For decades, David Seebach has been a magician and entertainer in Milwaukee.
Seebach reflects on his career and looks ahead to the future of magic with WTMJ’s Libby Collins on this week’s episode of WTMJ Conversations.
He also talks about how important it is for magicians to keep their secrets.
A portion of the conversation was transcribed below, courtesy of eCourt Reporters, Inc.
LIBBY COLLINS: You must get asked many, many times: How did you do this? How did you do that? How’d you saw a woman in half? How did you levitate that person? How important is the magician code?
DAVID SEEBACH: Oh, I think it’s very important, because whereas describing the special effects used in a movie, for instance, can be very technical and can also be impressive when you see what they were able to do and how creatively they did it. The explanation to many magic acts is very crude. And I have watched as some people when finding out how something is done, perhaps somebody who’s going to work with me, so they have to be let in on it. So, we first show them the magical effect, and then we say, okay, now here’s how we did that and here’s what you’re going to have to do when we incorporate you in it. And then the person says, “That’s how it was done? How stupid can I be that I didn’t see that?” See, it’s disappointing.
LIBBY COLLINS: Can things go wrong on stage? Even if you’re practiced, even if you’ve done it hundreds of times, can some things go wrong, and if they do, how do you cover them up so the audience doesn’t know it?
DAVID SEEBACH: Okay. Well, a couple of answers here. First of all, the more you perform, we hope the better you get.

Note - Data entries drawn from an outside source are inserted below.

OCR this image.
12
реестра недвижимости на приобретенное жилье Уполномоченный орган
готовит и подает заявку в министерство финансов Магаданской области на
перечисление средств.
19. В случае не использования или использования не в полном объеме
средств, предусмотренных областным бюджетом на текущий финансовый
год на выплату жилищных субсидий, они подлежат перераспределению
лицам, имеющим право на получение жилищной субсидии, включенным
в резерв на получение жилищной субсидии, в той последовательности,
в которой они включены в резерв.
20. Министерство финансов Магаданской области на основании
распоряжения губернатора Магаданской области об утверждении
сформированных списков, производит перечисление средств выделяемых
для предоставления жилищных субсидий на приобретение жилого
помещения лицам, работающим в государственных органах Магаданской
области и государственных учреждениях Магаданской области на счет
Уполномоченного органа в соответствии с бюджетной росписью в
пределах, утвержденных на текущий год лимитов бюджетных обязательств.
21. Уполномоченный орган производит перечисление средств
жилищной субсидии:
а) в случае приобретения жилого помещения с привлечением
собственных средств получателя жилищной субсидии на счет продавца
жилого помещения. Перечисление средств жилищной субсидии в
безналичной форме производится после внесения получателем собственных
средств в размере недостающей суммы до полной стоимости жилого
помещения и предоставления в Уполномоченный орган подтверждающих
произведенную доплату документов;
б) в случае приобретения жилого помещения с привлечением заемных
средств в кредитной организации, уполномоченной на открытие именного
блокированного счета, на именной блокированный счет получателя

And so the incidents of things going wrong should decrease, because you’re more proficient, you’re more skilled, and you’re more experienced.

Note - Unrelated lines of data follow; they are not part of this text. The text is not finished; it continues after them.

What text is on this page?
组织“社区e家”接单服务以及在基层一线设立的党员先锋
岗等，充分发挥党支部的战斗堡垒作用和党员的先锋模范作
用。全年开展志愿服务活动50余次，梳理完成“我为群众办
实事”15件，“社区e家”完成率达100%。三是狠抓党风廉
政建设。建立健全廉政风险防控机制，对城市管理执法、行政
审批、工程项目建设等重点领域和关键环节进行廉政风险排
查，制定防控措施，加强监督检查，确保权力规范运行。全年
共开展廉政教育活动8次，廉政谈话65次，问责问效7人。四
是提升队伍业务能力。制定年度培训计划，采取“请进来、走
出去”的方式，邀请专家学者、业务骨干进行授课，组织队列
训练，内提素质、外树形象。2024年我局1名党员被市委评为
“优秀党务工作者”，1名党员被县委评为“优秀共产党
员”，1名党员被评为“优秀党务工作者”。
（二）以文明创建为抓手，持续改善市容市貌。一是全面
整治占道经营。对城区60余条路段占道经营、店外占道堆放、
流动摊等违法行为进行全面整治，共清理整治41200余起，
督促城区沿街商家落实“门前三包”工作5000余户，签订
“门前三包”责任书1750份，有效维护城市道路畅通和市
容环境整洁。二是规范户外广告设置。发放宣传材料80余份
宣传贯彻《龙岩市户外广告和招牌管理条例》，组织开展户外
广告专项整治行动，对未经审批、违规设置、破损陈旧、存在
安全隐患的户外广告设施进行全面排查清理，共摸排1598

However, the more you perform, the more that you’re opening yourself to chances that something will go wrong. The numbers game will get you. And virtually every magic act I’ve ever done in my career at one point in time has not been executed perfectly.
So, what do we do? Well, if I was a singer and I forgot the lyrics to a song or I was off key or out of sync with the band or orchestra, everyone would notice it at the same time. And there it would be. Very often with magic, I can see, uh, oh, this isn’t going to work, this hasn’t been set up right, I’m forgetting something. But that’s way before the audience knows anything went wrong. They’re not aware of it. So, now I have a window of opportunity if I can fix it, and I’m a good fixer on stage. I never — I never give away with my face or my actions that something’s not right, I plow ahead.
Of course, there have been times where something has gone so fundamentally wrong that the audience and I find out about it at the same time. And I guess all you could hope for is that it is neither the very first thing you do because that’s going to start off without making a good impression, or the very last thing you do, because that’s usually the thing the audience takes home with them, remembers that big finale. So, you really want to hope those two go correctly.
LIBBY COLLINS: Is there any particular story you can share?
DAVID SEEBACH: Back at the University of Wisconsin-Milwaukee when I staged an annual show there in the ’70s called The Great International Magic Show, a few of the years there we used a prop where we saw the lady in half, but she wasn’t in a box, she was in full view. And she was sawed in half by it a big lumber saw, 28 inches in diameter, spinning at, I think, 1,700 RPM with a two-by-four underneath her and the saw ripped through the two-by-four, and through the woman and through her dress. And it’s a sensational illusion, and that one will not bore any audience. We also had a rabbit in the show, a live rabbit. And the — one of the professors of the university had a young son, a little toddler named Timmy. And Timmy, during this run of the magic show, would want to come backstage and always wanted to see or pet the rabbit.
And Timmy wasn’t misbehaving, he was acting his age, which was probably about 4 or 5.
So, I saw Timmy coming one day, and I said, “Take the rabbit and hide it somewhere, just — we’re going to tell him the rabbit isn’t here.” So, one of my assistants quickly took the rabbit and shoved it into a part of the sawing apparatus that the audience was not aware of. So, we’ll just say a hiding place where everybody promptly forgot that the rabbit had been placed there.
So, we come to this point in the show, and the very first thing we do is we demonstrate the veracity of the saw, and I saw a two-by-four in two pieces and everything works fine.
Now, we introduce a new two-by-four, and the lovely young woman comes out on stage. And so she has to be positioned properly to do this, and as she’s trying to get into this proper orientation, she whispers to the male assistant, she said, “I can’t do this. There’s something in there and it’s moving.” It was the rabbit.
So, we had the extricate the rabbit so that the audience wouldn’t really see it because they’d go what the heck is a rabbit doing there — you know. And so, we had to scoot the rabbit through the curtains backstage. Nobody was hurt, the rabbit wasn’t hurt, the girl was fine, everything worked okay. But there is an example of something not going exactly how you want it to go.